MATARAM – Anggota Komisi VIII DPR RI Dapil Pulau Lombok Dr. Ir. H. Nanang Samodra menekankan perlunya kehati-hatian dalam penjaringan siswa Sekolah Rakyat Paramita.
Hal itu disampaikannya saat mendampingi Menteri Koordinator Infrastruktur dan Pembangunan Kewilayahan Agus Harimurti Yudhoyono meninjau fasilitas sekolah tersebut, Senin (28/7/2025).
Nanang Samodra menegaskan, program sekolah rakyat tingkat pertama setara SMP ini harus tepat sasaran.
“Harus hati-hati dengan data yang menjadi peserta sekolah rakyat,” terangnya di hadapan awak media.
Politisi asal Lombok ini menjelaskan, penentuan siswa menggunakan Data Tunggal Sensus Ekonomi Nasional (DTESN) yang dipadukan dengan Data Terpadu Kesejahteraan Sosial (DTKS).
“Bukan siapa yang mau sekolah tapi dicari keluarga siswa yang miskin ekstrem by name by address,” ungkapnya.
Nanang menyatakan dukungan penuh terhadap program unggulan Presiden Prabowo Subianto ini. “Kami dukung sekolah rakyat tingkat pertama (SMP) ini, koperasi merah putih saja kami dukung apalagi program ini,” katanya.
Anggota DPR tersebut berharap program ini dapat mengangkat harkat dan martabat masyarakat miskin.
“Dengan program ini nantinya orang-orang yang di bawah desil sepuluh mampu sejahtera dan diangkat martabatnya lebih baik di masa yang akan datang,” lanjutnya.

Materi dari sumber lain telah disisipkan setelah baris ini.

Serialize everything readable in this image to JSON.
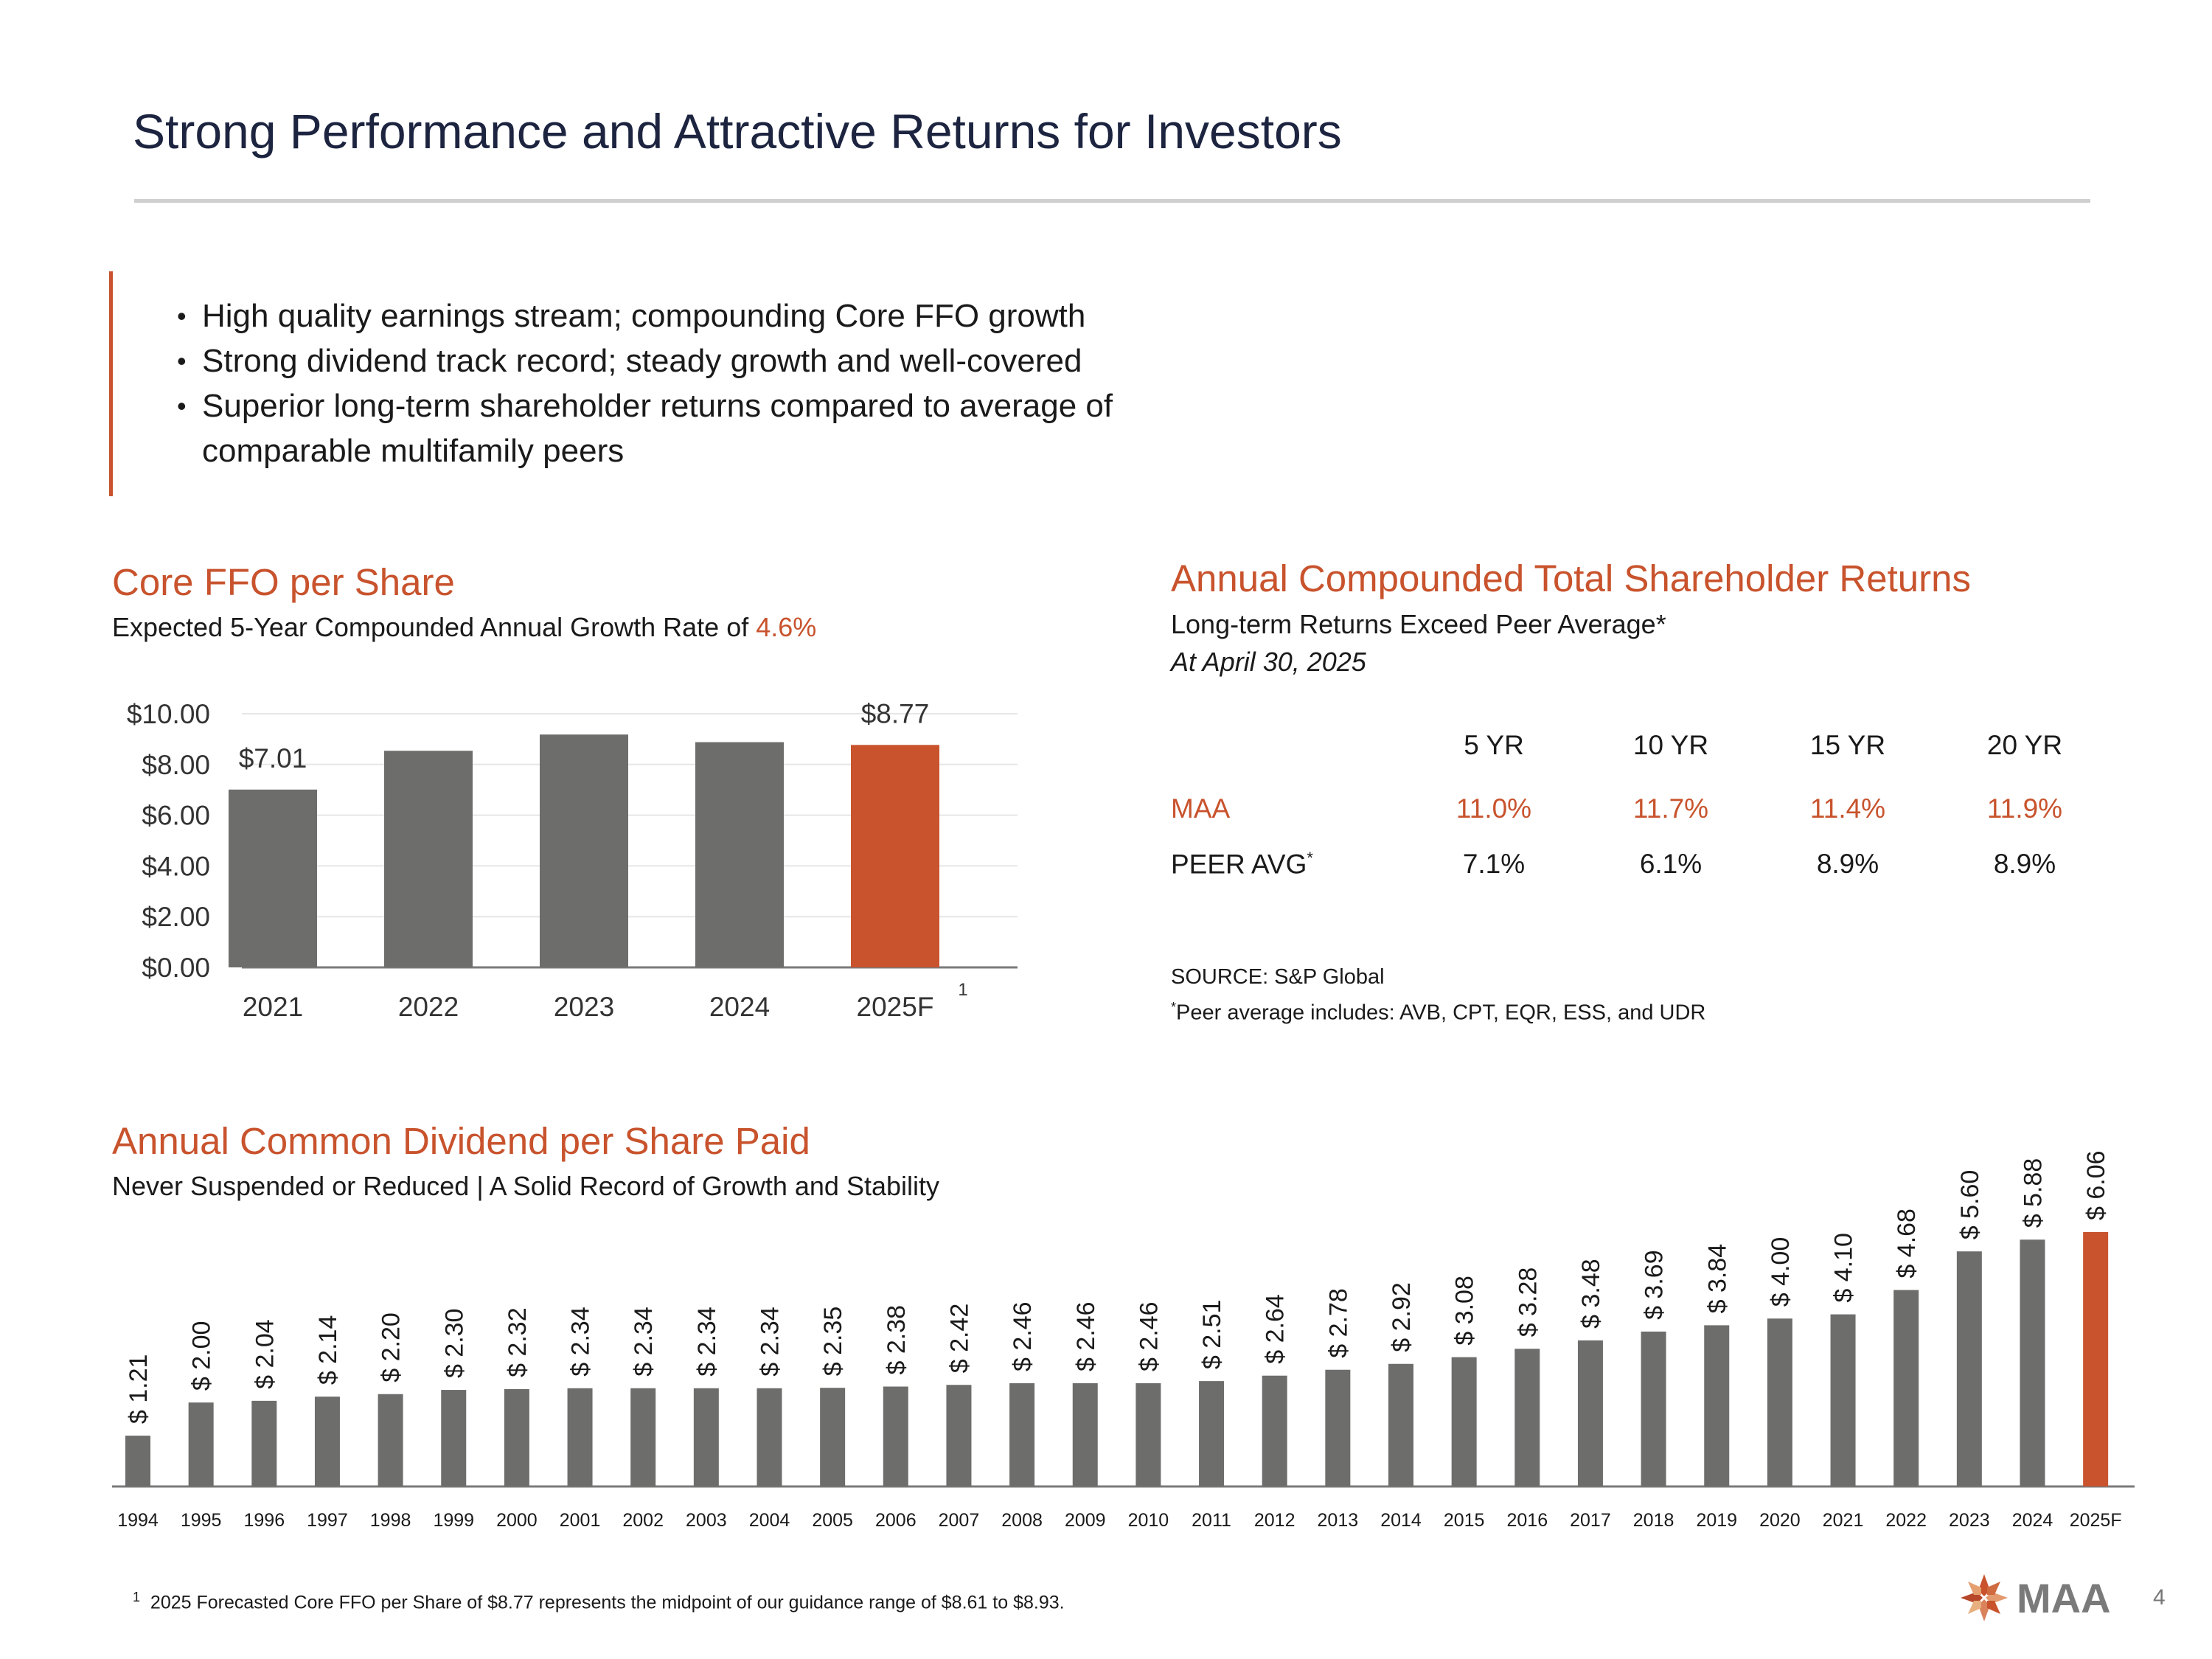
{
  "title": "Strong Performance and Attractive Returns for Investors",
  "bullets": [
    "High quality earnings stream; compounding Core FFO growth",
    "Strong dividend track record; steady growth and well-covered",
    "Superior long-term shareholder returns compared to average of comparable multifamily peers"
  ],
  "ffo": {
    "title": "Core FFO per Share",
    "subtitle_prefix": "Expected 5-Year Compounded Annual Growth Rate of ",
    "subtitle_highlight": "4.6%"
  },
  "returns": {
    "title": "Annual Compounded Total Shareholder Returns",
    "subtitle": "Long-term Returns Exceed Peer Average*",
    "date": "At April 30, 2025",
    "columns": [
      "5 YR",
      "10 YR",
      "15 YR",
      "20 YR"
    ],
    "rows": [
      {
        "label": "MAA",
        "values": [
          "11.0%",
          "11.7%",
          "11.4%",
          "11.9%"
        ]
      },
      {
        "label": "PEER AVG",
        "label_sup": "*",
        "values": [
          "7.1%",
          "6.1%",
          "8.9%",
          "8.9%"
        ]
      }
    ],
    "source": "SOURCE:  S&P Global",
    "footnote_sup": "*",
    "footnote": "Peer average includes: AVB, CPT, EQR, ESS, and UDR"
  },
  "dividend": {
    "title": "Annual Common Dividend per Share Paid",
    "subtitle": "Never Suspended or Reduced | A Solid Record of Growth and Stability"
  },
  "footnote": {
    "sup": "1",
    "text": "2025 Forecasted Core FFO per Share of $8.77 represents the midpoint of our guidance range of $8.61 to $8.93."
  },
  "logo_text": "MAA",
  "page_number": "4",
  "colors": {
    "accent": "#c8532d",
    "bar_gray": "#6d6e6c",
    "title_navy": "#1c2440"
  },
  "chart_data": [
    {
      "type": "bar",
      "title": "Core FFO per Share",
      "categories": [
        "2021",
        "2022",
        "2023",
        "2024",
        "2025F"
      ],
      "values": [
        7.01,
        8.54,
        9.18,
        8.88,
        8.77
      ],
      "highlight_index": 4,
      "highlight_note": "1",
      "data_labels": {
        "0": "$7.01",
        "4": "$8.77"
      },
      "ytick_labels": [
        "$0.00",
        "$2.00",
        "$4.00",
        "$6.00",
        "$8.00",
        "$10.00"
      ],
      "ylim": [
        0,
        10
      ],
      "grid": true
    },
    {
      "type": "bar",
      "title": "Annual Common Dividend per Share Paid",
      "categories": [
        "1994",
        "1995",
        "1996",
        "1997",
        "1998",
        "1999",
        "2000",
        "2001",
        "2002",
        "2003",
        "2004",
        "2005",
        "2006",
        "2007",
        "2008",
        "2009",
        "2010",
        "2011",
        "2012",
        "2013",
        "2014",
        "2015",
        "2016",
        "2017",
        "2018",
        "2019",
        "2020",
        "2021",
        "2022",
        "2023",
        "2024",
        "2025F"
      ],
      "values": [
        1.21,
        2.0,
        2.04,
        2.14,
        2.2,
        2.3,
        2.32,
        2.34,
        2.34,
        2.34,
        2.34,
        2.35,
        2.38,
        2.42,
        2.46,
        2.46,
        2.46,
        2.51,
        2.64,
        2.78,
        2.92,
        3.08,
        3.28,
        3.48,
        3.69,
        3.84,
        4.0,
        4.1,
        4.68,
        5.6,
        5.88,
        6.06
      ],
      "labels": [
        "$ 1.21",
        "$ 2.00",
        "$ 2.04",
        "$ 2.14",
        "$ 2.20",
        "$ 2.30",
        "$ 2.32",
        "$ 2.34",
        "$ 2.34",
        "$ 2.34",
        "$ 2.34",
        "$ 2.35",
        "$ 2.38",
        "$ 2.42",
        "$ 2.46",
        "$ 2.46",
        "$ 2.46",
        "$ 2.51",
        "$ 2.64",
        "$ 2.78",
        "$ 2.92",
        "$ 3.08",
        "$ 3.28",
        "$ 3.48",
        "$ 3.69",
        "$ 3.84",
        "$ 4.00",
        "$ 4.10",
        "$ 4.68",
        "$ 5.60",
        "$ 5.88",
        "$ 6.06"
      ],
      "highlight_index": 31,
      "ylim": [
        0,
        6.5
      ],
      "grid": false
    }
  ]
}
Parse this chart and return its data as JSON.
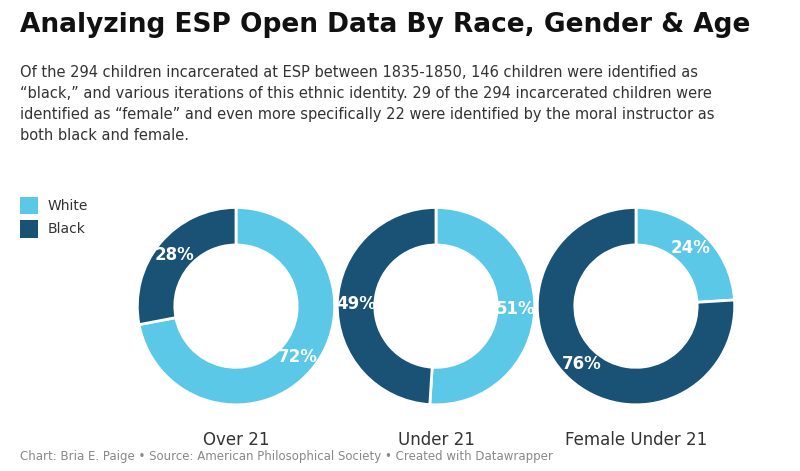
{
  "title": "Analyzing ESP Open Data By Race, Gender & Age",
  "subtitle": "Of the 294 children incarcerated at ESP between 1835-1850, 146 children were identified as\n“black,” and various iterations of this ethnic identity. 29 of the 294 incarcerated children were\nidentified as “female” and even more specifically 22 were identified by the moral instructor as\nboth black and female.",
  "footer": "Chart: Bria E. Paige • Source: American Philosophical Society • Created with Datawrapper",
  "charts": [
    {
      "label": "Over 21",
      "white_pct": 72,
      "black_pct": 28
    },
    {
      "label": "Under 21",
      "white_pct": 51,
      "black_pct": 49
    },
    {
      "label": "Female Under 21",
      "white_pct": 24,
      "black_pct": 76
    }
  ],
  "color_white": "#5bc8e8",
  "color_black": "#1a5276",
  "background_color": "#ffffff",
  "legend_labels": [
    "White",
    "Black"
  ],
  "donut_width": 0.38,
  "title_fontsize": 19,
  "subtitle_fontsize": 10.5,
  "footer_fontsize": 8.5,
  "chart_label_fontsize": 12,
  "pct_fontsize": 12,
  "legend_fontsize": 10
}
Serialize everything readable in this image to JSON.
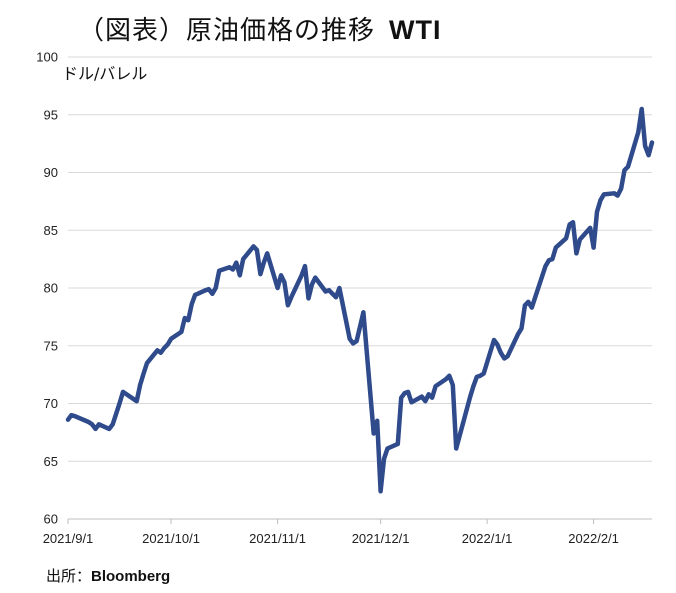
{
  "header": {
    "title": "（図表）原油価格の推移",
    "title_suffix": "WTI"
  },
  "footer": {
    "source_prefix": "出所：",
    "source_name": "Bloomberg"
  },
  "chart_data": {
    "type": "line",
    "title": "（図表）原油価格の推移 WTI",
    "ylabel": "ドル/バレル",
    "xlabel": "",
    "ylim": [
      60,
      100
    ],
    "yticks": [
      60,
      65,
      70,
      75,
      80,
      85,
      90,
      95,
      100
    ],
    "xticks": [
      "2021/9/1",
      "2021/10/1",
      "2021/11/1",
      "2021/12/1",
      "2022/1/1",
      "2022/2/1"
    ],
    "x_range": [
      "2021-09-01",
      "2022-02-18"
    ],
    "grid": "horizontal",
    "line_color": "#2f4b8c",
    "series": [
      {
        "name": "",
        "x": [
          "2021-09-01",
          "2021-09-02",
          "2021-09-03",
          "2021-09-07",
          "2021-09-08",
          "2021-09-09",
          "2021-09-10",
          "2021-09-13",
          "2021-09-14",
          "2021-09-15",
          "2021-09-16",
          "2021-09-17",
          "2021-09-20",
          "2021-09-21",
          "2021-09-22",
          "2021-09-23",
          "2021-09-24",
          "2021-09-27",
          "2021-09-28",
          "2021-09-29",
          "2021-09-30",
          "2021-10-01",
          "2021-10-04",
          "2021-10-05",
          "2021-10-06",
          "2021-10-07",
          "2021-10-08",
          "2021-10-11",
          "2021-10-12",
          "2021-10-13",
          "2021-10-14",
          "2021-10-15",
          "2021-10-18",
          "2021-10-19",
          "2021-10-20",
          "2021-10-21",
          "2021-10-22",
          "2021-10-25",
          "2021-10-26",
          "2021-10-27",
          "2021-10-28",
          "2021-10-29",
          "2021-11-01",
          "2021-11-02",
          "2021-11-03",
          "2021-11-04",
          "2021-11-05",
          "2021-11-08",
          "2021-11-09",
          "2021-11-10",
          "2021-11-11",
          "2021-11-12",
          "2021-11-15",
          "2021-11-16",
          "2021-11-17",
          "2021-11-18",
          "2021-11-19",
          "2021-11-22",
          "2021-11-23",
          "2021-11-24",
          "2021-11-26",
          "2021-11-29",
          "2021-11-30",
          "2021-12-01",
          "2021-12-02",
          "2021-12-03",
          "2021-12-06",
          "2021-12-07",
          "2021-12-08",
          "2021-12-09",
          "2021-12-10",
          "2021-12-13",
          "2021-12-14",
          "2021-12-15",
          "2021-12-16",
          "2021-12-17",
          "2021-12-20",
          "2021-12-21",
          "2021-12-22",
          "2021-12-23",
          "2021-12-27",
          "2021-12-28",
          "2021-12-29",
          "2021-12-30",
          "2021-12-31",
          "2022-01-03",
          "2022-01-04",
          "2022-01-05",
          "2022-01-06",
          "2022-01-07",
          "2022-01-10",
          "2022-01-11",
          "2022-01-12",
          "2022-01-13",
          "2022-01-14",
          "2022-01-18",
          "2022-01-19",
          "2022-01-20",
          "2022-01-21",
          "2022-01-24",
          "2022-01-25",
          "2022-01-26",
          "2022-01-27",
          "2022-01-28",
          "2022-01-31",
          "2022-02-01",
          "2022-02-02",
          "2022-02-03",
          "2022-02-04",
          "2022-02-07",
          "2022-02-08",
          "2022-02-09",
          "2022-02-10",
          "2022-02-11",
          "2022-02-14",
          "2022-02-15",
          "2022-02-16",
          "2022-02-17",
          "2022-02-18"
        ],
        "values": [
          68.6,
          69.0,
          68.9,
          68.4,
          68.2,
          67.8,
          68.2,
          67.8,
          68.2,
          69.1,
          70.0,
          71.0,
          70.4,
          70.2,
          71.6,
          72.6,
          73.5,
          74.6,
          74.4,
          74.8,
          75.1,
          75.6,
          76.2,
          77.4,
          77.2,
          78.6,
          79.4,
          79.8,
          79.9,
          79.5,
          80.0,
          81.5,
          81.8,
          81.6,
          82.2,
          81.1,
          82.5,
          83.6,
          83.3,
          81.2,
          82.2,
          83.0,
          80.0,
          81.1,
          80.5,
          78.5,
          79.2,
          81.1,
          81.9,
          79.1,
          80.3,
          80.9,
          79.7,
          79.8,
          79.5,
          79.2,
          80.0,
          75.6,
          75.2,
          75.4,
          77.9,
          67.4,
          68.5,
          62.4,
          65.2,
          66.1,
          66.5,
          70.5,
          70.9,
          71.0,
          70.1,
          70.6,
          70.2,
          70.8,
          70.5,
          71.5,
          72.1,
          72.4,
          71.6,
          66.1,
          70.5,
          71.5,
          72.3,
          72.4,
          72.6,
          75.5,
          75.1,
          74.4,
          73.9,
          74.1,
          76.0,
          76.5,
          78.5,
          78.8,
          78.3,
          81.9,
          82.4,
          82.5,
          83.5,
          84.3,
          85.5,
          85.7,
          83.0,
          84.2,
          85.2,
          83.5,
          86.6,
          87.6,
          88.1,
          88.2,
          88.0,
          88.6,
          90.2,
          90.5,
          93.5,
          95.5,
          92.3,
          91.5,
          92.6
        ]
      }
    ]
  }
}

Sekolah Rakyat Sentra Paramita yang telah beroperasi sejak 14 Juli 2025 menampung 100 siswa dari kalangan tidak mampu. Mereka mendapat pendidikan gratis dengan sistem boarding school dan dibimbing tenaga pengajar berkualitas.
Kepala Dinas Sosial Kabupaten Lombok Barat Lalu Winengan menambahkan, seleksi tenaga pengajar sangat ketat. “Jangan salah, tenaga pengajar di Sekolah Paramita ini merupakan orang yang qualified. Mereka terpilih dan harus memenuhi syarat khusus seperti TOEFL dan sebagainya,” ujar Winengan.
Winengan juga memaparkan data kemiskinan di Lombok Barat yang menunjukkan 1,57 persen atau 12.307 jiwa tergolong miskin ekstrem. Sementara jumlah penduduk miskin mencapai 12,6 persen atau sekitar 106 ribu jiwa.
Dinas Sosial terus melakukan sinergi dengan berbagai pihak untuk memastikan data penerima bantuan akurat. “Data yang kita pakai saat ini adalah data sebenarnya. Jika sebelumnya data penerima raskin mencapai 91 ribu, sekarang sudah berkurang menjadi 70 ribu,” paparnya.
Terkait isu kesehatan siswa, Winengan menjelaskan hal tersebut wajar terjadi pada siswa baru yang sedang beradaptasi.
“Mungkin bisa jadi mereka lagi kangen, kepikiran sehingga memengaruhi kesehatannya. Bisa juga faktor lain karena dalam proses adaptasi dengan lingkungan baru,” tegasnya.